Progress in method development and application of distributed learning for estimation of epidemiological effect
10.3760/cma.j.cn112338-20241018-00642
- VernacularTitle:分布式学习用于流行病学效应值估计的方法开发与应用进展
- Author:
Junting YANG
1
;
Xin GAO
;
Xiaoxuan WANG
;
Mengdi ZHANG
;
Xin CHEN
;
Yulin WANG
;
Zhike LIU
;
Siyan ZHAN
Author Information
1. 北京大学公共卫生学院流行病与卫生统计学系,北京 100191
- Publication Type:Journal Article
- Keywords:
Big data;
Multi-center;
Distributed learning;
Epidemiology;
Effect estimation
- From:
Chinese Journal of Epidemiology
2025;46(5):895-906
- CountryChina
- Language:Chinese
-
Abstract:
Objective:To systematically review the progress in the method development and application of distributed learning in the estimation of epidemiological effect and provide methodological reference for multi-center studies.Methods:We conducted a literature retrieval for English papers published up to December 31, 2023 by using keywords of "health/medical big data" and "distributed/federated learning". After consulting experts, we set criteria of paper inclusion and exclusion and created a framework for data extraction. We collected information about basic study details, including method, application, and evaluation. Two researchers independently screened the papers and extracted information. We used EndNote 20 for the management of literatures and EpiData for the management of data.Results:A total of 3 444 papers were collected, and 29 papers were included in the final analysis.
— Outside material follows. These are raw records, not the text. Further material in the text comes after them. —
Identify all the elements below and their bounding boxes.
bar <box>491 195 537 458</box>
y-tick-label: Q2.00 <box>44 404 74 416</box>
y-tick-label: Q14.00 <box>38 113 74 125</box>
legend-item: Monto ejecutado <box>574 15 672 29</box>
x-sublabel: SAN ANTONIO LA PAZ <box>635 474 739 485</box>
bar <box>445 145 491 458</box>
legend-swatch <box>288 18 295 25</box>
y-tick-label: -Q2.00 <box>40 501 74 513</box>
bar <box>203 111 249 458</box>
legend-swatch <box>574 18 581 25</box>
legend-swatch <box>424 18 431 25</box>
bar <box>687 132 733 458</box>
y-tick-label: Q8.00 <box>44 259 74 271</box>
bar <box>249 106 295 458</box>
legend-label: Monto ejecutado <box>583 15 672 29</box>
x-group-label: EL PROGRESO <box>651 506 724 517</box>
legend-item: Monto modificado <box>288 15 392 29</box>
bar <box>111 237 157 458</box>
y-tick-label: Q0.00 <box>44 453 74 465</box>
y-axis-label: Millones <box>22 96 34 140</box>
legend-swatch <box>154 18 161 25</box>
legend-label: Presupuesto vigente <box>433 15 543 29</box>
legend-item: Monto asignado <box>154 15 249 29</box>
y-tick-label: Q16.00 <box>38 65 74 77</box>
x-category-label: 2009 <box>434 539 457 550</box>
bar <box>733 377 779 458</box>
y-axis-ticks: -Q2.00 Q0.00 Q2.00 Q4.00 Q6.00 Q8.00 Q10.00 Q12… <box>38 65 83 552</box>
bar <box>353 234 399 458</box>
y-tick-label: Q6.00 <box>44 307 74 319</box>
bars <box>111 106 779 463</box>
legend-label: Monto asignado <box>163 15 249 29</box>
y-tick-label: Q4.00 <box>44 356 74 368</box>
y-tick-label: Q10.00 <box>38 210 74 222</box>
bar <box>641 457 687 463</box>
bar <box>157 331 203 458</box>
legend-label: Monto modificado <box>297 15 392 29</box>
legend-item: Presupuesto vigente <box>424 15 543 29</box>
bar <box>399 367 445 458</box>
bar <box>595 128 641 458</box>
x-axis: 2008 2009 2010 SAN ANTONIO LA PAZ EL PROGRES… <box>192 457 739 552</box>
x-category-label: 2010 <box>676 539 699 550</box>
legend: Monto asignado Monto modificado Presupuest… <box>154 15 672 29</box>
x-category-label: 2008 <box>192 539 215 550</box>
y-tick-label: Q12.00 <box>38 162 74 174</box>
Most of the papers (25, 86.2%) were published in or after 2019, and the papers were mainly from the United States (21/29, 72.4%). For the estimation of epidemiological effects, 22 distributed learning methods had been developed, including methods for logistic regression (8), Cox regression (8), Poisson regression (2), and generalized linear mixed model (GLMM) (4), as well as three platforms for distributed analysis (VLP, Vantage6, AusCAT). The 29 papers described 45 applications, with 20 (44.4%) focusing on the establishment of prediction model and 25 (55.6%) on association analysis. Importantly, except for GLMM, current distributed learning methods can estimate effects with little bias in 1-3 rounds of communication. These methods show less bias compared with meta-analysis, especially in the address of data heterogeneity and rare outcomes. However, less studies examined how differences in data structure and sparse data affect results, an area that requires further research.Conclusion:While distributed learning shows promise in epidemiological effect estimation, it is still in early development, requiring further research on data heterogeneity handling and communication efficiency improvement.